String theory - OPE and primary operators First, a disclaimer: I am new to Physics SE, and I am primarily a mathematician, not a physicist. I apologise in advance for the possibly poor quality of the question, any and thank you for your patience.
I am currently trying to understand some basics of String Theory, based on the script by D. Tong, available at: http://www.damtp.cam.ac.uk/user/tong/string.html .
I am badly confused about the OPE and some related issues. (For definition, see the mentioned script, pages 69 onwards; I don't quite know enough to know what to mention here). I do understand that a number of "operators" $O(z)$ are supposed to be "inserted" at various points $z$ of the complex plane, and the underlying physics is somehow supposed to be encoded in the singular parts of expressions $O_1(z) O_2(w)$ with $w \simeq z$. It is not quite clear to me how it can be that the singular parts somehow seem to be the only thing that matters, but this is probably too philosophical.
I would like for some explanation of the so called primary operators (page 76). 
Firstly, what is the intuition behind those? Is there some physical entity that they represent?
The definition says that $O(z)$ is primary, if it has the OPE with the stress tensor $T(z)$ of the form:
$$  T(z)O(w) ~=~ \frac{h}{(z-w)^2}O(w) + \frac{\partial O(w)}{z-w}+\ldots$$  
At the same time, it says that this is just saying that the OPE terminates at the second order, so it would sound as if it is always the case that if OPE terminates at the second order, the OPE has this particular form. Is this the case? In particular, it would seem that if $O_1(z)$ is primary with $h_1$ and $O_2(z)$ is primary with $h_2$, then $(O_1+O_2)(z)$ has the pole of order at most $2$, but does not have OPE of this form (or am I getting it wrong?).

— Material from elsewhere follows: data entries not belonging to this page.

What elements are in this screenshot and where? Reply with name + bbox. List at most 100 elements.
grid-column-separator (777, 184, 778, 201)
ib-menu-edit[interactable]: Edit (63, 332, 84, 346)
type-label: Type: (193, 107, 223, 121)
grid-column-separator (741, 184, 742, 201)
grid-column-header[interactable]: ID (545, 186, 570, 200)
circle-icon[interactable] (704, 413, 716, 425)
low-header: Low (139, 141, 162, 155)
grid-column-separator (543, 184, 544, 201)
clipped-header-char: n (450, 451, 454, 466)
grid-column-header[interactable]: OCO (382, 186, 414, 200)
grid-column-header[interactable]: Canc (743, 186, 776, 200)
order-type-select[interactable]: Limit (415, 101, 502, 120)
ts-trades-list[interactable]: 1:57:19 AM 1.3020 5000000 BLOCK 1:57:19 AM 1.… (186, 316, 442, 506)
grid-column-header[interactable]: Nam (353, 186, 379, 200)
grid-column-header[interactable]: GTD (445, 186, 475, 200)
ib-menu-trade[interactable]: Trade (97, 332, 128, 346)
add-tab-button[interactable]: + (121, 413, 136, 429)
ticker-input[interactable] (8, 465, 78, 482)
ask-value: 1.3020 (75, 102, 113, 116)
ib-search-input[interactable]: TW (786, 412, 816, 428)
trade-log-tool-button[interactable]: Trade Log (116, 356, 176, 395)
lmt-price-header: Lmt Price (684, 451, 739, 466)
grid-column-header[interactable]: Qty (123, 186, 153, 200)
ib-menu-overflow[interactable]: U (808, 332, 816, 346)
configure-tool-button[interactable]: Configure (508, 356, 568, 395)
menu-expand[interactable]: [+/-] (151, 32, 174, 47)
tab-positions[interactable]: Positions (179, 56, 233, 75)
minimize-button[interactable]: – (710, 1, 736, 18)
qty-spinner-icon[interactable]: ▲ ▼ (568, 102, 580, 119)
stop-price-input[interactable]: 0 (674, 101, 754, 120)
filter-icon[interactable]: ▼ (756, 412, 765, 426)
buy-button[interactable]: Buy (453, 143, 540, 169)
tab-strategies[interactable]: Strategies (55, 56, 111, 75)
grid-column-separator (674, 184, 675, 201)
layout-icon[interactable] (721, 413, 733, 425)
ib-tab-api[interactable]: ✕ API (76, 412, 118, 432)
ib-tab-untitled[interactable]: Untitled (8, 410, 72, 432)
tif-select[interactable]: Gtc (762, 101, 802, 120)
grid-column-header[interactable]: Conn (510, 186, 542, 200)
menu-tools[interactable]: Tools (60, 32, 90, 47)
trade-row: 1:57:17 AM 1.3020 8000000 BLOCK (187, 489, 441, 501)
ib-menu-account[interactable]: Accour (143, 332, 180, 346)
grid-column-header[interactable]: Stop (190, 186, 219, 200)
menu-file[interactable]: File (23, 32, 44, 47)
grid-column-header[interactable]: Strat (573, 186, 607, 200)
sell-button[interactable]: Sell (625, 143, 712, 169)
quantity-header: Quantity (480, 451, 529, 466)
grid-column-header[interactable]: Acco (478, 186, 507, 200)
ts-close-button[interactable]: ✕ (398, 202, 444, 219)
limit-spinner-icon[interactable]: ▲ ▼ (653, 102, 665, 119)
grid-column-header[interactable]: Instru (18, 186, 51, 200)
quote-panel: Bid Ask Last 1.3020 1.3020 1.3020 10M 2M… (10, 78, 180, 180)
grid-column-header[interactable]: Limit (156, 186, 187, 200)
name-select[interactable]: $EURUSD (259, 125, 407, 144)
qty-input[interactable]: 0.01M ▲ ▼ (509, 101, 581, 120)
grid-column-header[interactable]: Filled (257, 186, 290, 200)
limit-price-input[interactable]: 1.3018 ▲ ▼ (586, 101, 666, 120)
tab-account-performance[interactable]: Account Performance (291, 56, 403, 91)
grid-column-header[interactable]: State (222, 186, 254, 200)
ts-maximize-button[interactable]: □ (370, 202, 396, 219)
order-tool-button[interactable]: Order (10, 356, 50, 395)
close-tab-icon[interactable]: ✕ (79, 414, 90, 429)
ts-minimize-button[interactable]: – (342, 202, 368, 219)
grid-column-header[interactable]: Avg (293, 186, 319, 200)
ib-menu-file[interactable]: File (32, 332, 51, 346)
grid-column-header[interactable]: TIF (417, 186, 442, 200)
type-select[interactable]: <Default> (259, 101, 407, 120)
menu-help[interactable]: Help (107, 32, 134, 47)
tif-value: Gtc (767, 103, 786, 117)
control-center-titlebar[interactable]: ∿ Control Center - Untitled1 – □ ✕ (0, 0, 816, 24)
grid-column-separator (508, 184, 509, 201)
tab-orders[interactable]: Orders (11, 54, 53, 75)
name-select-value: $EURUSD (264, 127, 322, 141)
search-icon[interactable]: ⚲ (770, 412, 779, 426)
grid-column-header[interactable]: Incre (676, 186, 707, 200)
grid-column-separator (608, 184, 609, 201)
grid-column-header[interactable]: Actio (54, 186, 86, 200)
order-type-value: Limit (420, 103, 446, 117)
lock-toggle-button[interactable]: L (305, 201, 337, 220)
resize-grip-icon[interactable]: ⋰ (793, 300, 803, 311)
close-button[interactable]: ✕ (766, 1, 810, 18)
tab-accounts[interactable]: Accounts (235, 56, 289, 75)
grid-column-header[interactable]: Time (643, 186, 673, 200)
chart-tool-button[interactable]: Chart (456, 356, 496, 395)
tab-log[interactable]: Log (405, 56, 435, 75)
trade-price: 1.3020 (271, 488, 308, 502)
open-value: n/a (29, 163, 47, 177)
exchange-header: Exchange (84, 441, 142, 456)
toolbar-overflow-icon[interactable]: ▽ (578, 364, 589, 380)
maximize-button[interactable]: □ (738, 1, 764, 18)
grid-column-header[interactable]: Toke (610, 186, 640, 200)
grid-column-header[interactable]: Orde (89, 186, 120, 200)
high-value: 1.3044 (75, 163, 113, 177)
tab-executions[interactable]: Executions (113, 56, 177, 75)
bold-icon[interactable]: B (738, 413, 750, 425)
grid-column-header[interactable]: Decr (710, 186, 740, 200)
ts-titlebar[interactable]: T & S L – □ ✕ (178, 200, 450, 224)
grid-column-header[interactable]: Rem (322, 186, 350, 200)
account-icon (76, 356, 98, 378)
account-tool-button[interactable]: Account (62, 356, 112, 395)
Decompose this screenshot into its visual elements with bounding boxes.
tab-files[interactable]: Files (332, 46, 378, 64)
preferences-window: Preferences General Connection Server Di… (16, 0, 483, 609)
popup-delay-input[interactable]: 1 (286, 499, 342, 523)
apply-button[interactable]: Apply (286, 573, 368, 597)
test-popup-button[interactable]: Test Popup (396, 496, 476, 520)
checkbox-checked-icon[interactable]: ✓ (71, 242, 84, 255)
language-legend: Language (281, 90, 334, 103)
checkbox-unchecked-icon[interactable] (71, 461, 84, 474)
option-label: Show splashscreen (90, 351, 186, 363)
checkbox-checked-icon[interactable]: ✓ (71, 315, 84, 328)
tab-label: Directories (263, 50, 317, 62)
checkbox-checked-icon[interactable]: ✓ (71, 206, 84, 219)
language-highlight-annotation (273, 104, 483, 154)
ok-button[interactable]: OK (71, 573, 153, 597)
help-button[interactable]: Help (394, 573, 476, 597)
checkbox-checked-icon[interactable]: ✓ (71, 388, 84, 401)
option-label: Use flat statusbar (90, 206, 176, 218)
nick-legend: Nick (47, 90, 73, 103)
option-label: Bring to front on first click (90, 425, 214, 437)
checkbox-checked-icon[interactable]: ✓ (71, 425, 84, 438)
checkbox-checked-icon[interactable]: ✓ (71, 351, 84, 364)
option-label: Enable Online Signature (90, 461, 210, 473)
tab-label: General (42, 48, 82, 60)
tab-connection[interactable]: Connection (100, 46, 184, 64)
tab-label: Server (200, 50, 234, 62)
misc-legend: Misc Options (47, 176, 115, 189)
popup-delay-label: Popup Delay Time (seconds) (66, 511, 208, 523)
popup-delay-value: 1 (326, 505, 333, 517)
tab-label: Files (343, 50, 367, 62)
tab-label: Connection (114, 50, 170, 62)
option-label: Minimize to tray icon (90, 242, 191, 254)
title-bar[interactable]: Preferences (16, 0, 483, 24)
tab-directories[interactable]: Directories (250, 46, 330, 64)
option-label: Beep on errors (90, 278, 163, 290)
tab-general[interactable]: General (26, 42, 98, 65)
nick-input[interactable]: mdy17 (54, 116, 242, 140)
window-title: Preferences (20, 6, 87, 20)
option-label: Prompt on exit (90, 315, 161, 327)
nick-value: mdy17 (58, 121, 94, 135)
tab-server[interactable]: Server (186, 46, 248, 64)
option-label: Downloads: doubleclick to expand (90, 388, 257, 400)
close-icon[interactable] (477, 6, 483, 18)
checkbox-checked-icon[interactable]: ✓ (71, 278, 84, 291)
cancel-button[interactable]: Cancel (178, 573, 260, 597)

 A: If you consider the $T(z)O(0)$ OPE, you want to write down all the singular terms. First, there may be singular terms that are more singular than $1/z^2$. If they're there, it means that $O(0)$ isn't a "tensor field". For example, $T(z)$ itself isn't a tensor field in CFTs with $c\neq 0$ because there is a $c/z^4$ term in the OPE.
However, even if $O(0)$ is a tensor field and the $1/z^2$ and $1/z$ are the only ones that appear in the OPE, it doesn't mean that $O(0)$ is a primary operator. Quite likely, it is not one. What the primary operator Ansatz requires that the term going like $1/z^2$ is a multiple of the original operator $O(0)$, the same one!
So the primary operator is an "eigenstate" of the stress-energy tensor, in a sense. Most general superpositions of primary operators won't be primary operators. If you translate the primary operator to a state in the Hilbert space by the state-operator correspondence, it will be an eigenstate of $L_0$ and the highest state vector (a vector in a representation of the Virasoro algebra with the minimum possible eigenvalue of $L_0$ among the vectors in the representation). The absence of $1/z^3$ and higher singularities is equivalent to the corresponding state's being annihilated by $L_n$ for positive values of $n$; and then there's the extra "eigenstate" condition under $L_0$, one that can be seen in the coefficient of the $1/z^2$ term of the OPE.
In some sense, it is unnatural to combine primary operators with different dimensions $h$ into superpositions: it violates the "dimensional analysis" because these operators have the units of ${\rm  mass}^h$.